Capitu Memória Editada, que estréia hoje em Curitiba, é uma peça de teatro inspirada no livro e na personagem. Não é a história do começo ao fim, como seria de se imaginar. É algo mais ousado, mas, também, não é uma alucinação em forma de performance ou algo do gênero. É muito mais racional. É como se fosse um comentário do escritor e diretor Édson Bueno para o livro de Machado de Assis. Depois de ler e reler Dom Casmurro quase compulsivamente, ele acabou fazendo uma versão que é sua e, ao mesmo tempo, não é. Mais ou menos como um pintor que olhasse um quadro por muito tempo e decidisse reproduzi-lo depois, em casa, de memória, com alguns traços seus.

O projeto da peça nasceu na cabeça de Janja, uma atriz morena e de olhos oblíquos – obviamente, ela tinha a tentação de ser Capitu. "O livro conta a história do ponto de vista do Bentinho.

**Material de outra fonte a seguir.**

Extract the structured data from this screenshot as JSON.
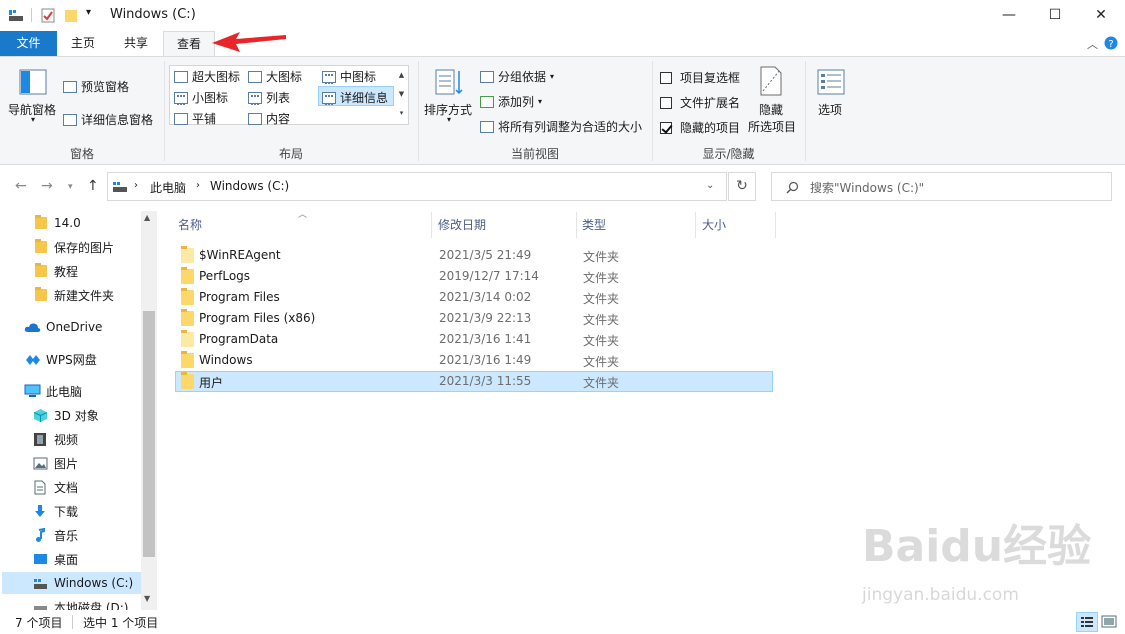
{
  "window": {
    "title": "Windows (C:)",
    "min": "—",
    "max": "☐",
    "close": "✕"
  },
  "tabs": {
    "file": "文件",
    "home": "主页",
    "share": "共享",
    "view": "查看"
  },
  "ribbon": {
    "pane": {
      "nav_pane": "导航窗格",
      "preview": "预览窗格",
      "details": "详细信息窗格",
      "label": "窗格"
    },
    "layout": {
      "extra_large": "超大图标",
      "large": "大图标",
      "medium": "中图标",
      "small": "小图标",
      "list": "列表",
      "details": "详细信息",
      "tiles": "平铺",
      "content": "内容",
      "label": "布局"
    },
    "current_view": {
      "sort": "排序方式",
      "group": "分组依据",
      "add_col": "添加列",
      "fit_cols": "将所有列调整为合适的大小",
      "label": "当前视图"
    },
    "show_hide": {
      "checkboxes": "项目复选框",
      "extensions": "文件扩展名",
      "hidden": "隐藏的项目",
      "hide_selected_1": "隐藏",
      "hide_selected_2": "所选项目",
      "label": "显示/隐藏"
    },
    "options": "选项"
  },
  "address": {
    "crumb1": "此电脑",
    "crumb2": "Windows (C:)",
    "search_placeholder": "搜索\"Windows (C:)\""
  },
  "nav": {
    "items": [
      "14.0",
      "保存的图片",
      "教程",
      "新建文件夹",
      "OneDrive",
      "WPS网盘",
      "此电脑",
      "3D 对象",
      "视频",
      "图片",
      "文档",
      "下载",
      "音乐",
      "桌面",
      "Windows (C:)",
      "本地磁盘 (D:)"
    ]
  },
  "columns": {
    "name": "名称",
    "date": "修改日期",
    "type": "类型",
    "size": "大小"
  },
  "files": [
    {
      "name": "$WinREAgent",
      "date": "2021/3/5 21:49",
      "type": "文件夹"
    },
    {
      "name": "PerfLogs",
      "date": "2019/12/7 17:14",
      "type": "文件夹"
    },
    {
      "name": "Program Files",
      "date": "2021/3/14 0:02",
      "type": "文件夹"
    },
    {
      "name": "Program Files (x86)",
      "date": "2021/3/9 22:13",
      "type": "文件夹"
    },
    {
      "name": "ProgramData",
      "date": "2021/3/16 1:41",
      "type": "文件夹"
    },
    {
      "name": "Windows",
      "date": "2021/3/16 1:49",
      "type": "文件夹"
    },
    {
      "name": "用户",
      "date": "2021/3/3 11:55",
      "type": "文件夹"
    }
  ],
  "status": {
    "count": "7 个项目",
    "selected": "选中 1 个项目"
  },
  "watermark": {
    "brand": "Baidu经验",
    "url": "jingyan.baidu.com"
  },
  "colors": {
    "accent": "#1979ca",
    "selection": "#cce8ff",
    "arrow": "#e8262a"
  }
}
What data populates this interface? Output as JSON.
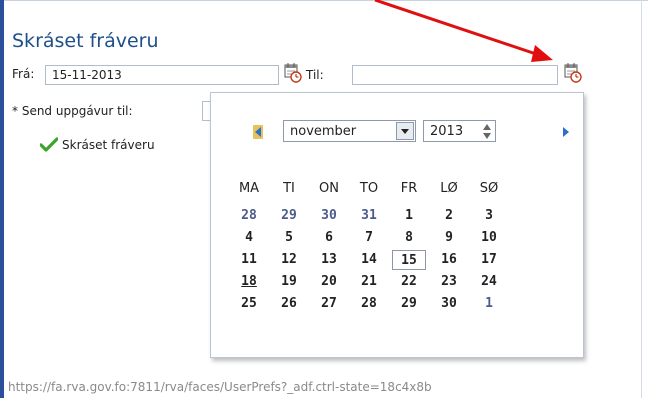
{
  "form": {
    "title": "Skráset fráveru",
    "from_label": "Frá:",
    "from_value": "15-11-2013",
    "to_label": "Til:",
    "to_value": "",
    "send_label": "Send uppgávur til:",
    "required_mark": "*",
    "status_text": "Skráset fráveru"
  },
  "status_bar": {
    "text": "https://fa.rva.gov.fo:7811/rva/faces/UserPrefs?_adf.ctrl-state=18c4x8b"
  },
  "calendar": {
    "month": "november",
    "year": "2013",
    "weekdays": [
      "MA",
      "TI",
      "ON",
      "TO",
      "FR",
      "LØ",
      "SØ"
    ],
    "weeks": [
      [
        "28",
        "29",
        "30",
        "31",
        "1",
        "2",
        "3"
      ],
      [
        "4",
        "5",
        "6",
        "7",
        "8",
        "9",
        "10"
      ],
      [
        "11",
        "12",
        "13",
        "14",
        "15",
        "16",
        "17"
      ],
      [
        "18",
        "19",
        "20",
        "21",
        "22",
        "23",
        "24"
      ],
      [
        "25",
        "26",
        "27",
        "28",
        "29",
        "30",
        "1"
      ]
    ],
    "selected_day": "15",
    "today_day": "18"
  },
  "colors": {
    "title": "#1f4f8a",
    "other_month_days": "#4d5a8c",
    "annotation_arrow": "#e01010",
    "check": "#3aa52a",
    "nav_arrows": "#2f6fc8"
  },
  "icons": {
    "calendar_from": "calendar-clock-icon",
    "calendar_to": "calendar-clock-icon",
    "check": "checkmark-icon",
    "prev": "triangle-left-icon",
    "next": "triangle-right-icon"
  }
}
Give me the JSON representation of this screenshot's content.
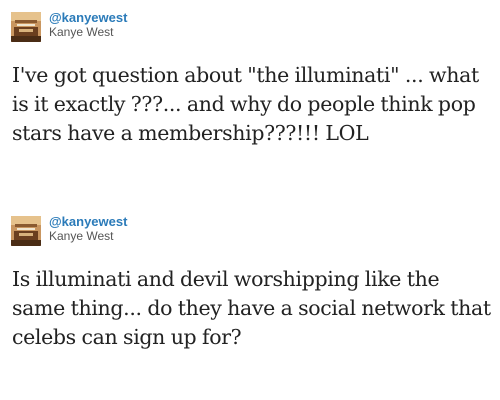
{
  "tweets": [
    {
      "handle": "@kanyewest",
      "name": "Kanye West",
      "avatar_icon": "kanye-avatar",
      "text": "I've got question about \"the illuminati\" ... what is it exactly ???... and why do people think pop stars have a membership???!!! LOL"
    },
    {
      "handle": "@kanyewest",
      "name": "Kanye West",
      "avatar_icon": "kanye-avatar",
      "text": "Is illuminati and devil worshipping like the same thing... do they have a social network that celebs can sign up for?"
    }
  ],
  "colors": {
    "handle": "#2b7bb9",
    "name": "#555555",
    "text": "#222222",
    "background": "#ffffff"
  }
}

Queria contar a história da forma que ela poderia ver", diz Janja. Com a proposta aprovada na Lei Municipal de Incentivo à Cultura, ela chamou outros atores e o diretor Édson Bueno, encarregado da adaptação. "Li o livro de fora a fora oito vezes, durante os dois meses de trabalho", diz o escritor. Sem contar todas as outras vezes em que leu só um capítulo ou um trecho para buscar informações.

Os 15 primeiros minutos da peça são propositadamente confusos. A montagem fala sobre as omissões do livro – a mais famosa é a falta de uma prova definitiva da traição de Capitu. E Bueno quis fazer ele também uma versão em que as lacunas fossem sendo preenchidas pelo público. "Dava para contar a história do começo ao fim, normal, mas eu não quis", conta o diretor. Só depois de um tempo é que a trama engata e a platéia pode reconhecer a famosa história dos dois adolescentes apaixonados que se casam e terminam afastados pelos ciúmes.

Mesmo assim, o espectador tem de ficar atento, porque há uma história paralela à de Dom Casmurro em cena. E cada ator acaba fazendo dois personagens ao mesmo tempo. Pode parecer arriscado. Mas não teria graça fazer Machado de Assis parecer tradicionalista. Afinal, num tempo em que os livros eram escritos para contar histórias simples de amor, ele inventou um jeito de escrever as memórias póstumas de um homem comum e uma tragédia brasileira com ares de Otelo. Machado é grande. E toda homenagem é válida.

* Serviço: Capitu Memória Editada. Teatro da Caixa (R. Cons. Laurindo, 280), (41) 3321-1999. Texto e direção de Edson Bueno. Com Janja, Regina Bastos, Luis Carlos Pazello, Elder Gattely e Marcelo Rodrigues. De quarta a sáb., às 21 horas, e domingo, às 20 horas. R$ 10 e R$ 5 (meia). Até 16 de outubro.